What Triggers on 11 September 2026

Article 14 of Regulation (EU) 2024/2847 establishes two separate mandatory notification tracks, each with its own chain of deadlines.

Actively Exploited Vulnerabilities — 24h → 72h → 14 Days

When a manufacturer becomes aware that a vulnerability in their product is being actively exploited (exploited in the wild), the following chain is triggered (Art. 14(1)-(2)):

  • Within 24 hours: early warning to ENISA via the Single Reporting Platform — product identification, general nature of the vulnerability, indication that active exploitation is underway.
  • Within 72 hours: detailed notification with classification, severity, potential impact, and available mitigation measures.
  • Within 14 days: final report with complete analysis, remediation plan, and released patches or workarounds.

Serious Incidents — 24h → 72h → 1 Month

For serious security incidents affecting the product, the first two phases are identical; the final report allows a broader window (Art. 14(3)-(5)):

  • Within 24 hours: early warning.
  • Within 72 hours: detailed notification.
  • Within 1 month: final report.

The two timelines frequently overlap: a serious incident is almost always associated with an exploited vulnerability.
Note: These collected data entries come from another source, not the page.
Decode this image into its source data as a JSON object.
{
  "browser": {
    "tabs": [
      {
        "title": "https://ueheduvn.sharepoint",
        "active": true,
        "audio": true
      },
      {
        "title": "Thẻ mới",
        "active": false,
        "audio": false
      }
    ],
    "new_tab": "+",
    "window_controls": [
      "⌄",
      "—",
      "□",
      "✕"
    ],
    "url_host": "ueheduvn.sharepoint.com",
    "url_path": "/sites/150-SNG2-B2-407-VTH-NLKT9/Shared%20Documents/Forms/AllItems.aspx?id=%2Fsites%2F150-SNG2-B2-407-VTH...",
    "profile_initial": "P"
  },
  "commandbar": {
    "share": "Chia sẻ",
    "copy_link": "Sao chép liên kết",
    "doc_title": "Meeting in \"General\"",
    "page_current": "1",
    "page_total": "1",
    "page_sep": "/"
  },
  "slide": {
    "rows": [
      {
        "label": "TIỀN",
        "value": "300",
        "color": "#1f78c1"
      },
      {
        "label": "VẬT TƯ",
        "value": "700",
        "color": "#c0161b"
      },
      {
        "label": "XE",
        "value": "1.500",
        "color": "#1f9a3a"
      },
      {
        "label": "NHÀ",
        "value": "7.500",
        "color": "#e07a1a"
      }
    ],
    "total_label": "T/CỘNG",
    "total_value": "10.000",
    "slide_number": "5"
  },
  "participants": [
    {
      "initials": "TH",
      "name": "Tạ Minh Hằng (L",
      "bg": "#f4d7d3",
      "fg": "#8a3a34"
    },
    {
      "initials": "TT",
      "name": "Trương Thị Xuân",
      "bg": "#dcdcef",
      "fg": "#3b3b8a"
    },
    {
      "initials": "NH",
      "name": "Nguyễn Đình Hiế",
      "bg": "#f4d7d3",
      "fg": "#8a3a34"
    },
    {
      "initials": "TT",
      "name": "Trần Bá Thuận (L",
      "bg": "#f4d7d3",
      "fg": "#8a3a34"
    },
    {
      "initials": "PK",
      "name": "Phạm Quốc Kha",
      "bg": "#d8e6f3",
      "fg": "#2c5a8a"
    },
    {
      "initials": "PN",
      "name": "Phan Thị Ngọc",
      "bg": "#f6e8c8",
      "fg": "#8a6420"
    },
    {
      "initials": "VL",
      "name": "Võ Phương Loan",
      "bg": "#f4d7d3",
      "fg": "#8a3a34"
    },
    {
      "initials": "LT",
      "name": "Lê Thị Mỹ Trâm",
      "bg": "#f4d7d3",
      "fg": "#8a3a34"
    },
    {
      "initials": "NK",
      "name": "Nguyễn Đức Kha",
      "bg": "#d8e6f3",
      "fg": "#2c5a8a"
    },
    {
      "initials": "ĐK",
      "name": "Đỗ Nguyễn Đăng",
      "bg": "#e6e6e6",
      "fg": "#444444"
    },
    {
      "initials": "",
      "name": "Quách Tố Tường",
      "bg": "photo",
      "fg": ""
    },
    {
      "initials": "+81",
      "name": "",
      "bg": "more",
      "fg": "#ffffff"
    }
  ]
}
In such cases, both tracks apply in parallel.

The ENISA Single Reporting Platform

One Notification, Two Recipients

Article 16 of the CRA establishes the Single Reporting Platform (SRP), managed by ENISA. The principle is "notify once, reach all": a submission via the SRP automatically transmits information both to ENISA and to the coordinating CSIRT of the Member State where the manufacturer has its principal EU establishment.

For Italian SMEs, the coordinating CSIRT is ACN — Agenzia per la Cybersicurezza Nazionale. A separate notification to ACN is not required if the SRP is used. The platform will be operational on 11 September 2026; the operational manual and training materials will be available by June 2026.

Required Fields by Phase

The required fields differ across the three phases: the early warning requires product identification and confirmation of active exploitation; the 72-hour notification adds the CVE (if assigned), potential impact on end users, and mitigation measures; the final report includes root cause analysis, released patch with version number, and lessons learned. Pre-filling separate templates for each phase significantly reduces errors under the pressure of a live incident.

What to Do Now

With 98 days to go, there is enough time — but only if you start now.

  1. Inventory CRA-scope products: compile a list of every product with digital elements distributed in the EU market — installable software, firmware, mobile apps, IoT. For each product: verify whether it falls under the exemptions or, in the case of SaaS, whether the "remote data processing" question requires a specific analysis.
  2. Identify the coordinating CSIRT: for Italian SMEs, this is ACN. Companies with bases in multiple Member States should consult the ENISA national CSIRT registry to identify the competent coordinator.
  3. Monitor the ENISA SRP: the operational manual is expected in June 2026. Follow enisa.europa.eu for onboarding materials.
  4. Define internal triggers: what constitutes an "actively exploited vulnerability" for CRA purposes? Documented criteria are needed — confirmed public exploit, notification from a CERT/CSIRT, evidence from threat intelligence — to distinguish it from an ordinary bug. These criteria must be decided before September, not during an incident.
  5. Build a 24/7 escalation process: the 24-hour deadline for the early warning does not observe weekends or public holidays. A named on-call contact with decision-making authority and pre-approved templates for the first notification is required.
  6. Pre-fill templates for all 3 phases: early warning (24h), detailed notification (72h), final report — each has different required fields; preparing them now reduces errors and omissions under pressure.

Manufacturers who already manage NIS 2 notification obligations can partially integrate the two processes: the cascade logic is similar, even though the recipients and triggers differ. See NIS 2 Italy: the 31 October 2026 deadlines for the operational comparison.

Sanctions

Article 64 of Regulation (EU) 2024/2847 provides for three levels of sanctions:

  • Tier 1 — violation of essential security requirements, including the notification obligations of Article 14: €15 million or 2.5% of global annual turnover, whichever is higher.
  • Tier 2 — other violations of the Regulation: €10 million or 2% of global annual turnover.
  • Tier 3 — false or misleading information provided to supervisory authorities: €5 million or 1% of global annual turnover.

An important clarification for micro and small enterprises: these entities cannot be penalised for failure to meet notification deadlines — the 24-hour window for the early warning on an actively exploited vulnerability (Art. 14(2)(a)) and the 24-hour window for the early warning on a serious incident (Art. 14(4)(a)). The obligation to notify exists in every case: the exemption applies to sanctions for late timing, not to exemption from the obligation itself.